I've had a bit of a light bulb moment about keeping the road home smooth. First, both kids showed real personal growth today and I'm immensely proud of them! And it made me sad that I couldn't share this with H because we don't have that openness anymore. It finally dawned on me that I can offer to share and that will allow him the opportunity to come to the table and show his effort too.
So I sent a text: Girls made me super proud today. I'd like to share with you if you have time to talk some time. lmk.
He replied: ok. I got your email (post about 5 LL earlier). I've been incredibly busy this week but I'll make some time this weekend to reply to it.
So whether he does it or not, whether he calls about girls or not, I feel very good about reaching out and offering to share. We'll see him a bit this weekend at station visit and briefly on Sunday, so there will be opportunities to talk.
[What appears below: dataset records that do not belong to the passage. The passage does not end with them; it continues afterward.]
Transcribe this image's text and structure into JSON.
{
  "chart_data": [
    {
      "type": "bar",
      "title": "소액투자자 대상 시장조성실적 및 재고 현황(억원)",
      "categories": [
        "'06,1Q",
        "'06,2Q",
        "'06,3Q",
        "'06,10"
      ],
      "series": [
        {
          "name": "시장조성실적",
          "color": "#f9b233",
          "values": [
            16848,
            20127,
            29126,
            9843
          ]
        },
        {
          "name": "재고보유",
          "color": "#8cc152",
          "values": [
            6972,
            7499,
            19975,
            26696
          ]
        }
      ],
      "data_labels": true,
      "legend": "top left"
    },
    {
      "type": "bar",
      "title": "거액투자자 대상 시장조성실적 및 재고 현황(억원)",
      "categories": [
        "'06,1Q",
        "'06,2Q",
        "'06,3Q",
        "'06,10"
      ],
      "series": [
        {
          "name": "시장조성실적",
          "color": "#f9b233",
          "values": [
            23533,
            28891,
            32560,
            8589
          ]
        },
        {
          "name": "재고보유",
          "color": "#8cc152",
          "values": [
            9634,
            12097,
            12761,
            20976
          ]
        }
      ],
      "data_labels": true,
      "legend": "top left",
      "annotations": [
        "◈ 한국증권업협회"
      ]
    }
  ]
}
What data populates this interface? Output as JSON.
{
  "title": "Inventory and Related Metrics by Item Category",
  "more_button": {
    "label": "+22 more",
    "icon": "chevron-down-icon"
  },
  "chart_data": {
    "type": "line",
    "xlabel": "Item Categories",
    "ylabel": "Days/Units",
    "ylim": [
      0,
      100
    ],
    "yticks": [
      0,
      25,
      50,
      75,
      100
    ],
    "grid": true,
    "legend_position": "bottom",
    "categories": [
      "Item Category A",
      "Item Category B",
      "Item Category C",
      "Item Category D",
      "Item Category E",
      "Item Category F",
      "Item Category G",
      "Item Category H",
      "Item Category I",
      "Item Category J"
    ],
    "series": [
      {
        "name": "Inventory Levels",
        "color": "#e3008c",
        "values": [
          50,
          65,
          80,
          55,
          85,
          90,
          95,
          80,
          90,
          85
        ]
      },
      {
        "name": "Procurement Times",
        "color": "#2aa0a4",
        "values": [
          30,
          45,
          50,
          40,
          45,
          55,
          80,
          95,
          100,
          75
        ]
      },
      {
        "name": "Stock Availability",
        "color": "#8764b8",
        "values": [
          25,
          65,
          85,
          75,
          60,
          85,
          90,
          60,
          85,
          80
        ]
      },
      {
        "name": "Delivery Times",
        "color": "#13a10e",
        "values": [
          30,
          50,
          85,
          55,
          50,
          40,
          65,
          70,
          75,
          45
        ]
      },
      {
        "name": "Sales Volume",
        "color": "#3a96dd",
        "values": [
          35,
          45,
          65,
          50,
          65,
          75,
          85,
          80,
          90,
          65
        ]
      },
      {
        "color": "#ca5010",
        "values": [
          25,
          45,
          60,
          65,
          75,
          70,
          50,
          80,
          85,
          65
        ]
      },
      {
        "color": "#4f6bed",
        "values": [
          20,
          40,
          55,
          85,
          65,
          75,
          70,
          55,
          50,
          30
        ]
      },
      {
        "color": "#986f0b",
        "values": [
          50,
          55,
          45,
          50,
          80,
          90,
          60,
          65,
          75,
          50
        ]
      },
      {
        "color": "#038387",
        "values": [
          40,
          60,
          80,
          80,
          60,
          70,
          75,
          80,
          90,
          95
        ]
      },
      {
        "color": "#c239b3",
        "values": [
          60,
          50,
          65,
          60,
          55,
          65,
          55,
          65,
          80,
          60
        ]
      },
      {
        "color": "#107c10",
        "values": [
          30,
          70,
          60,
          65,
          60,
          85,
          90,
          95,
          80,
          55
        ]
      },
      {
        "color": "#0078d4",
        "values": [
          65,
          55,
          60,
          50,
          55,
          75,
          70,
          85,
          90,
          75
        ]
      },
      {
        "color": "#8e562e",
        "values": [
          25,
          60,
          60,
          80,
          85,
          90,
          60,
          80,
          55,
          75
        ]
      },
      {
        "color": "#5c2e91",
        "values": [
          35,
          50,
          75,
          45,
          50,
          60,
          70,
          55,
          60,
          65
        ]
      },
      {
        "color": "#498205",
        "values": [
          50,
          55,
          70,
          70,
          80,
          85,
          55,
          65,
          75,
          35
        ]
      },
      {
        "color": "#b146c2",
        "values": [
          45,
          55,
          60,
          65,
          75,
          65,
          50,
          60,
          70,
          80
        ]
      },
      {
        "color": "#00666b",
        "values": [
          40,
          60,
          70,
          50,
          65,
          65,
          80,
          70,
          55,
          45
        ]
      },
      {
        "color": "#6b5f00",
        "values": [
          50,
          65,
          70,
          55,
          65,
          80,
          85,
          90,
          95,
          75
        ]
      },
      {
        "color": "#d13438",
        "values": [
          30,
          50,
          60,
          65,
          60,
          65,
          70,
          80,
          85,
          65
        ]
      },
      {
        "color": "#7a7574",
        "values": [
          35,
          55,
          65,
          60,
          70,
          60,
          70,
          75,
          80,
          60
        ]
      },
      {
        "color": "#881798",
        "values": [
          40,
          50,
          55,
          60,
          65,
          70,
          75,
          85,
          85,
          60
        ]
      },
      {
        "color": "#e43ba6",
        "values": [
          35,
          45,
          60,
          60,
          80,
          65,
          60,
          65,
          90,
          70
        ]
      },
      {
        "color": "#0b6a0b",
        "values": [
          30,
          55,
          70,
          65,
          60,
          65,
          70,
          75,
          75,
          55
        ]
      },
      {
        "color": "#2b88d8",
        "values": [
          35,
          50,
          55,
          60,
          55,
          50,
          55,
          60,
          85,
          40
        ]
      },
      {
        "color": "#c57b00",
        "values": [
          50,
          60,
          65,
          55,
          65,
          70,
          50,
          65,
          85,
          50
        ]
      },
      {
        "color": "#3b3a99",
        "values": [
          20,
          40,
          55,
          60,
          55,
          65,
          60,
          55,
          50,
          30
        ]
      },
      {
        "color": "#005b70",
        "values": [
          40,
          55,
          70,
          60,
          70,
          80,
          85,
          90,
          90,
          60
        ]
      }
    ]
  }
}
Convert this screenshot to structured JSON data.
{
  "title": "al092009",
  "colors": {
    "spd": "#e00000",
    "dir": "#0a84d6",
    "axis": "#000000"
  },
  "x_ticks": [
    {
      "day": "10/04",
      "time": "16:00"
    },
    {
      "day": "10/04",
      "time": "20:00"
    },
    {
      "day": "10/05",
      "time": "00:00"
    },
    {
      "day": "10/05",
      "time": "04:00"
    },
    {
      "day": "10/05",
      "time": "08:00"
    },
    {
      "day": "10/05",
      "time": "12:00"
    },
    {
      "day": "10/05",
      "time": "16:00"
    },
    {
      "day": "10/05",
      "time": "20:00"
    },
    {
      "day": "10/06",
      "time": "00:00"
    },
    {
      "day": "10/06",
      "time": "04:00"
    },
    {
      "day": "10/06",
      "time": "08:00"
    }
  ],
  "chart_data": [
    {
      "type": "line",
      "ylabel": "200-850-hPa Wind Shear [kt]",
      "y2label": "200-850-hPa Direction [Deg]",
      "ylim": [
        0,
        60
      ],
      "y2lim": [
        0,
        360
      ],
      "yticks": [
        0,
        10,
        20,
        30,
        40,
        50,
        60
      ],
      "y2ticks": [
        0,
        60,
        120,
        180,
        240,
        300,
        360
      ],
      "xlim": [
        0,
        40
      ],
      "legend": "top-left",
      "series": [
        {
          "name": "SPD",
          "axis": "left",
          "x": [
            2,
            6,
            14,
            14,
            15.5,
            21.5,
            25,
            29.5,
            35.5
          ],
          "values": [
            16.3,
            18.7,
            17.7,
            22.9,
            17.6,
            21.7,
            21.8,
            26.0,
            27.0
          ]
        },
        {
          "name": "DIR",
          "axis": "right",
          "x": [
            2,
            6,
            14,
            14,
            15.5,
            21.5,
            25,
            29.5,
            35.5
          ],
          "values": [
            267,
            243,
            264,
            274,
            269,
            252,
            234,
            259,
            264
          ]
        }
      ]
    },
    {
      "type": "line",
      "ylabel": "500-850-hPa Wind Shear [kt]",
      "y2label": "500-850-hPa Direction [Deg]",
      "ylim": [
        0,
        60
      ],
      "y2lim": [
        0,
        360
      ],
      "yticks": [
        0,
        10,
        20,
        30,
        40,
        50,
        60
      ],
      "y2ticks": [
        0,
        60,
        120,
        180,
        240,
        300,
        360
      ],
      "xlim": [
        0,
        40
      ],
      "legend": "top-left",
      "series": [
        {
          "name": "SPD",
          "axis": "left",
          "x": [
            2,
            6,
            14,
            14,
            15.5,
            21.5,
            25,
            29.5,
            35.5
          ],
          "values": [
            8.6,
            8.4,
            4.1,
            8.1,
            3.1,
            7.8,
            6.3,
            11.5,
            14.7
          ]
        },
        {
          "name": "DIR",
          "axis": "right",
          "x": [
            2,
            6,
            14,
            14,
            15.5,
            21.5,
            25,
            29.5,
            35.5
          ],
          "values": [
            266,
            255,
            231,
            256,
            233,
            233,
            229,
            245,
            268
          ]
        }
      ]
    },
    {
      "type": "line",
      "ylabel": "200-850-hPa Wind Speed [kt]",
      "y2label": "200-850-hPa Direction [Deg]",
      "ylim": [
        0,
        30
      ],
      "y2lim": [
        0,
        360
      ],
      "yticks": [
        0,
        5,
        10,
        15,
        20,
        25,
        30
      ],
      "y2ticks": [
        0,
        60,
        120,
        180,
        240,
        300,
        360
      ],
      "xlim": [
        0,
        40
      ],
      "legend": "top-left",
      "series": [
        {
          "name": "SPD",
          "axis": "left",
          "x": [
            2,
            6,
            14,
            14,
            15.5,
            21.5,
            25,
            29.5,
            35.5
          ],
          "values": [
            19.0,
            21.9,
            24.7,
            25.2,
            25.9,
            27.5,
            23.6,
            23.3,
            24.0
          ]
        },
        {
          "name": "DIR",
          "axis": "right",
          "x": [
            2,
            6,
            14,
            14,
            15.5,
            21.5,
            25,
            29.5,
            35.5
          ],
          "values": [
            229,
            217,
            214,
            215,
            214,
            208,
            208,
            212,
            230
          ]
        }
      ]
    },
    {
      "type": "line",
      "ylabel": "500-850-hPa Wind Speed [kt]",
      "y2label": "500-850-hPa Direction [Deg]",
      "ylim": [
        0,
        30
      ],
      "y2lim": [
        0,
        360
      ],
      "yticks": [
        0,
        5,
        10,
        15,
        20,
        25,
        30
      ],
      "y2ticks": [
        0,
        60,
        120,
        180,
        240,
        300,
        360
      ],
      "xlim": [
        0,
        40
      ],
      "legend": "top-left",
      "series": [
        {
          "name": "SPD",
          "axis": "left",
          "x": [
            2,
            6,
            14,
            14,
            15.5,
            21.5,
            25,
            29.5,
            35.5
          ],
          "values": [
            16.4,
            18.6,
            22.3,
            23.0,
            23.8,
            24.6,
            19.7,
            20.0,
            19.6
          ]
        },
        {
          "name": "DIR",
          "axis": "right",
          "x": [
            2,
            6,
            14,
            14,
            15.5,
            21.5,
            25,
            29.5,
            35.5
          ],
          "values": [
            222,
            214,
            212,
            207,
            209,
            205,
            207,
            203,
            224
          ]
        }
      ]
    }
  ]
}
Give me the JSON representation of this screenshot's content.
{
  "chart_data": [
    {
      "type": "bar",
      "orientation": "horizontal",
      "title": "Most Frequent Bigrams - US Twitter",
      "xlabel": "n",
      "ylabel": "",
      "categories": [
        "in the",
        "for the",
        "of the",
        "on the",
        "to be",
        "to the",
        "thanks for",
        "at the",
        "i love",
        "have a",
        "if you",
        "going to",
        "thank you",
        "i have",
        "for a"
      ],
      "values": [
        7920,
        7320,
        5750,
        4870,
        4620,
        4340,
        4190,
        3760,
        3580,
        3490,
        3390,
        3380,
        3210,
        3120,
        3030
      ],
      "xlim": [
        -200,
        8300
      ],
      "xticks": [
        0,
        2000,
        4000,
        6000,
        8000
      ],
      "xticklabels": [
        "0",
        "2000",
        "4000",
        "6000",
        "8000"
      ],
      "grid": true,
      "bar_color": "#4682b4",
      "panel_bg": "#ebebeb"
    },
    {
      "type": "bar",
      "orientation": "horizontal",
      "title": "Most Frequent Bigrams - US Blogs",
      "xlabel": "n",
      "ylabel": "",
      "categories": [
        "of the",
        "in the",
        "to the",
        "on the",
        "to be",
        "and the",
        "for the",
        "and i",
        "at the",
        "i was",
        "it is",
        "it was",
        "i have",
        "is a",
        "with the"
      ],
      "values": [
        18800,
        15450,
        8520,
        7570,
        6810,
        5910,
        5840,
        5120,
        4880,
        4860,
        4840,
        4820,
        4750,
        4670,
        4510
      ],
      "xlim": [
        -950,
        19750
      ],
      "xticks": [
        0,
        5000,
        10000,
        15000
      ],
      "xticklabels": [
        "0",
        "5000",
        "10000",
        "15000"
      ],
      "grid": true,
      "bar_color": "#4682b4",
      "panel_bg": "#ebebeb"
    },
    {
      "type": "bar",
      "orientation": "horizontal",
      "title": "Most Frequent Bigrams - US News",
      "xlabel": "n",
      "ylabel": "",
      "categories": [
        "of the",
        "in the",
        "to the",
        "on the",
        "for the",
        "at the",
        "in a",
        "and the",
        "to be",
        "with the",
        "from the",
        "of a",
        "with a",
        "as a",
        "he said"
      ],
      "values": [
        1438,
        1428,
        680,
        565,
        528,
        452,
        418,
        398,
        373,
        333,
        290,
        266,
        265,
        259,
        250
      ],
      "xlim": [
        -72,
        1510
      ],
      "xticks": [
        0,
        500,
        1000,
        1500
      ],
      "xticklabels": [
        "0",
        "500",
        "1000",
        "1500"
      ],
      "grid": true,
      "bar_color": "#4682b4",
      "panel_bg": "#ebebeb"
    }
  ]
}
I've had a bit of a barrier in my head about rebuilding trust and openness and I realized yesterday when H offered to check on house/cats while we're gone, that I have to create opportunities for earning trust in order to rebuild. Before it felt like laying a booby trap, but something flipped in my brain and I don't feel that way today. Maybe because my motivations have changed. I'm not looking or affording chances expecting him to fail. I'll continue to give the chances and his results have no personal effect on me because I feel good about what I'm doing.
Feel like I've just wrestled something in my head and WON!